Pero paulatinamente nos damos cuenta de que este recurso visual tan agresivo es sólo consecuente con la historia (como siempre debería ser), pues a medida que el relato avanza hacia el pasado, cuando todos eran felices y Alex tomaba el sol tendida con su escultural cuerpo en un parque, esa cámara se va asentando y las situaciones extremas se van volviendo más ordinarias. Ya no es el vértigo tensionante de dos hombres buscando venganza, sino anodinas conversaciones o el intimismo espontáneo de una pareja retozando desnuda en una cama. De la misma forma, esos planos secuencia son los ideales para acompañar el naturalismo de las situaciones y la trivialidad de los diálogos.

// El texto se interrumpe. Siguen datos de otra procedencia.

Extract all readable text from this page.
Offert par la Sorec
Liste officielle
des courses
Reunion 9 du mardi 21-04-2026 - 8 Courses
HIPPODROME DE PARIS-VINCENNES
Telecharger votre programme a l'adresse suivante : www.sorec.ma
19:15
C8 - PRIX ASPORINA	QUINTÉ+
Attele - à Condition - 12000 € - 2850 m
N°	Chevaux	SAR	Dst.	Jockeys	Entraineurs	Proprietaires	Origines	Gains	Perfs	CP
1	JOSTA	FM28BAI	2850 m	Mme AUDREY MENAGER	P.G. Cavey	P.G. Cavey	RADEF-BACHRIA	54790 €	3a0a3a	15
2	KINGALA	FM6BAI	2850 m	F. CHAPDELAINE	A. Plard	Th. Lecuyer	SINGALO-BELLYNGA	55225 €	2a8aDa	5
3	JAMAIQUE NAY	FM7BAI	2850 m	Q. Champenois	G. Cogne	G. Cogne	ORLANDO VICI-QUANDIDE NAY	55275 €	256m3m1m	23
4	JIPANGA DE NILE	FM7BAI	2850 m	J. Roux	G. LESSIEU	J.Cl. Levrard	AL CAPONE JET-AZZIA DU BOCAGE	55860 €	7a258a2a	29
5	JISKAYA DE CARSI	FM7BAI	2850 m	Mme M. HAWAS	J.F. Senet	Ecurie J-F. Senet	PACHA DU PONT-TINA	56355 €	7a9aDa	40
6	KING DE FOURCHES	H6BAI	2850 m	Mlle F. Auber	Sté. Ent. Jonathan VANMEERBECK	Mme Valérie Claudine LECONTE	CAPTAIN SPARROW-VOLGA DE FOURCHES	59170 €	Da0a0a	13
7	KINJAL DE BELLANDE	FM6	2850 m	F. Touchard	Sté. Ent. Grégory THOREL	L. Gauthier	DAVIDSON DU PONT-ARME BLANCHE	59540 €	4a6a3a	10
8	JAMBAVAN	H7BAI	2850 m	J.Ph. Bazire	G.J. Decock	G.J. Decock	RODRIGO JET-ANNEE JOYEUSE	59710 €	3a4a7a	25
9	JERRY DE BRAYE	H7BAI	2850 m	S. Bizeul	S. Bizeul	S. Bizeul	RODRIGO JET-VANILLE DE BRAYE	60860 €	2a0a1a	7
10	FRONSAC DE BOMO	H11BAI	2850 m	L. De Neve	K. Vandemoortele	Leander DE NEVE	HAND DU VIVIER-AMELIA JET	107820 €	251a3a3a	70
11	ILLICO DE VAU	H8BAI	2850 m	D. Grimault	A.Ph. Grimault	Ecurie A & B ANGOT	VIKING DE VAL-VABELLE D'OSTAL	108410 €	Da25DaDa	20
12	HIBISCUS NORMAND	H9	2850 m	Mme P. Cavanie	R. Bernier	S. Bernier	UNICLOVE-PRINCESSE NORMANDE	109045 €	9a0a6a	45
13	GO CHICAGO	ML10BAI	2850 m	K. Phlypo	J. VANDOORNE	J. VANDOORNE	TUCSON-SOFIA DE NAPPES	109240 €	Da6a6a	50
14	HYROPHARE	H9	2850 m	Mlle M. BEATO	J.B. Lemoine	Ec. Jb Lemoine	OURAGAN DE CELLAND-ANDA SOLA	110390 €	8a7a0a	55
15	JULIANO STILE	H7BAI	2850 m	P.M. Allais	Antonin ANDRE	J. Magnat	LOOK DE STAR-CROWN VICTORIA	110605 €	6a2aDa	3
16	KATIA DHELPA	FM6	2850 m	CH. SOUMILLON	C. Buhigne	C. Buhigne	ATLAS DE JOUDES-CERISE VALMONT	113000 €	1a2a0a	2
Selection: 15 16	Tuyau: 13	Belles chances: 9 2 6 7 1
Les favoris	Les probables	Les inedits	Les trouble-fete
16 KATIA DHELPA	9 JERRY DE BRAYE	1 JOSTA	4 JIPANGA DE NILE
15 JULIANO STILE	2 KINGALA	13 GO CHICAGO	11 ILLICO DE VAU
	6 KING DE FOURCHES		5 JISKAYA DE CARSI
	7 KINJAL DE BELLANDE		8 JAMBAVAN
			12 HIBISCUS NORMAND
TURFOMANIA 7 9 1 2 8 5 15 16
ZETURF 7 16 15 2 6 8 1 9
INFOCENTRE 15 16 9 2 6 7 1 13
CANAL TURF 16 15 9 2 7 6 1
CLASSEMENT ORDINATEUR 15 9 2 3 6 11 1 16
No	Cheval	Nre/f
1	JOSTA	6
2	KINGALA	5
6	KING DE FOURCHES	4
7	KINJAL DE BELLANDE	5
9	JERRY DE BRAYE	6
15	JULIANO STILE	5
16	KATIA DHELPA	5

Como la secuencia del metro, por ejemplo, que consigue una frescura y realismo sólo posibles gracias al carácter espontáneo de la puesta en escena, a la combinación exacta entre planeación e improvisación que pueden lograr sólo los buenos directores en complicidad con actores de talento. No darse cuenta de todo esto, del efectismo como recurso ideal para esta película o del perturbador encanto de esta conmovedora historia, sí es caer en la trampa.